Рымарев никак не мог уснуть. Толкнул в бок Верку.

— Слышишь, метель…

— Ну и пусть… — сонно отозвалась Верка.

— Что-то не помню такой метели…

— А ты почему не спишь?

— Попробуй усни! Почему ворота не закрыла? И ставни скрипят как немазаная телега, — с раздражением сказал Рымарев.

Верка повернулась на спину, откинула одеяло.

— Ой, и правда. Пойти закрыть, что ли?

Немного помедлив, она встала, оделась в темноте, вышла. В сени ворвался ветер, покатил по полу пустое ведро.

Верка долго возилась на дворе, пришла и сразу же нырнула под одеяло.
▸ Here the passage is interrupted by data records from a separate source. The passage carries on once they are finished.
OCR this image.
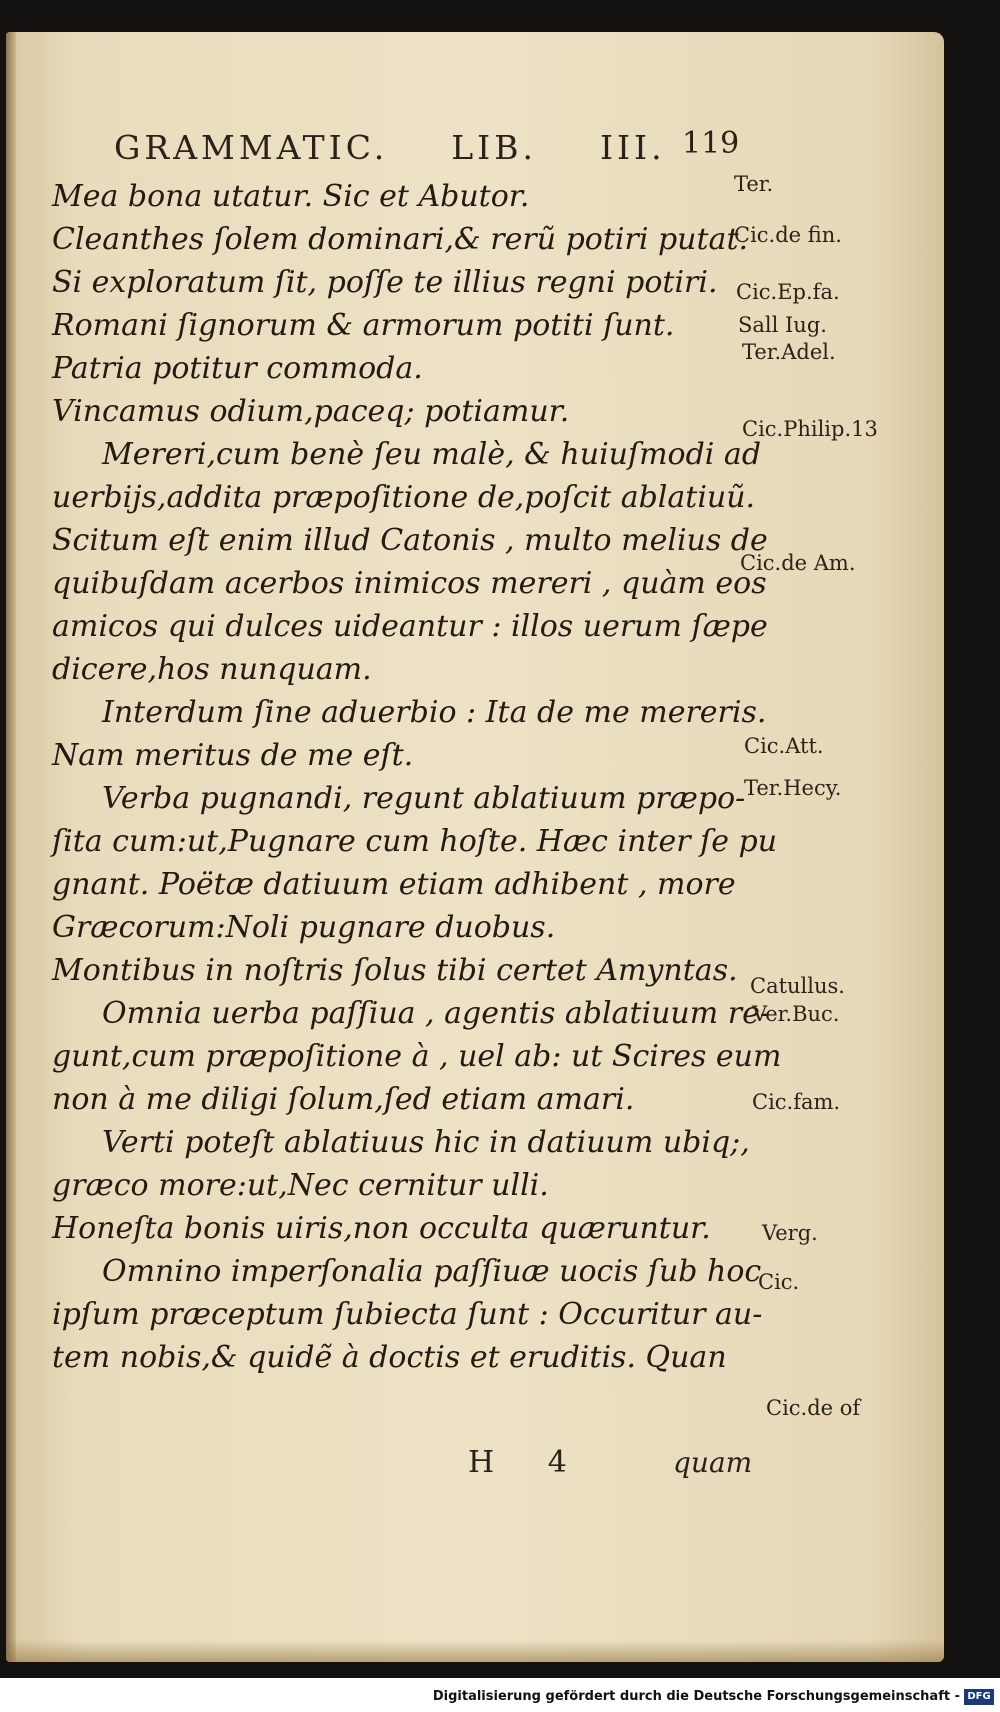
GRAMMATIC. LIB. III. 119
Mea bona utatur. Sic et Abutor.
Cleanthes ſolem dominari,& rerũ potiri putat.
Si exploratum ſit, poſſe te illius regni potiri.
Romani ſignorum & armorum potiti ſunt.
Patria potitur commoda.
Vincamus odium,paceq; potiamur.
Mereri,cum benè ſeu malè, & huiuſmodi ad
uerbijs,addita præpoſitione de,poſcit ablatiuũ.
Scitum eſt enim illud Catonis , multo melius de
quibuſdam acerbos inimicos mereri , quàm eos
amicos qui dulces uideantur : illos uerum ſæpe
dicere,hos nunquam.
Interdum ſine aduerbio : Ita de me mereris.
Nam meritus de me eſt.
Verba pugnandi, regunt ablatiuum præpo-
ſita cum:ut,Pugnare cum hoſte. Hæc inter ſe pu
gnant. Poëtæ datiuum etiam adhibent , more
Græcorum:Noli pugnare duobus.
Montibus in noſtris ſolus tibi certet Amyntas.
Omnia uerba paſſiua , agentis ablatiuum re-
gunt,cum præpoſitione à , uel ab: ut Scires eum
non à me diligi ſolum,ſed etiam amari.
Verti poteſt ablatiuus hic in datiuum ubiq;,
græco more:ut,Nec cernitur ulli.
Honeſta bonis uiris,non occulta quæruntur.
Omnino imperſonalia paſſiuæ uocis ſub hoc
ipſum præceptum ſubiecta ſunt : Occuritur au-
tem nobis,& quidẽ à doctis et eruditis. Quan
Ter.
Cic.de fin.
Cic.Ep.fa.
Sall Iug.
Ter.Adel.
Cic.Philip.13
Cic.de Am.
Cic.Att.
Ter.Hecy.
Catullus.
Ver.Buc.
Cic.fam.
Verg.
Cic.
Cic.de of
H 4	quam
Digitalisierung gefördert durch die Deutsche Forschungsgemeinschaft - DFG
— Ух, что там деется! — холодной как лед рукой она прикоснулась к нему. — Спи. Подперла я и ставни и ворота. Тихо стало.

Какой там тихо! Ветер по-прежнему гудел на разные голоса, тревожа Рымарева, нагоняя тоскливые мысли. Жуткая погода. Не позавидуешь тому, кого она застанет в дороге. Это почти верная смерть. Потом снова засияет солнце, растекутся по земле теплые лужи, а человека уже не будет. Странно, что от такой слепой случайности может зависеть жизнь человека. И как много значит предугадать подобную случайность, суметь переждать вьюгу.

Эта внезапная мысль показалась ему интересной и значительной. Наверное, в жизни тоже идет дальше тот, кто не даст метели застигнуть себя середь дороги. Да, по всей вероятности, так оно и есть. Рассуждать об этом не так уж и трудно, а вот…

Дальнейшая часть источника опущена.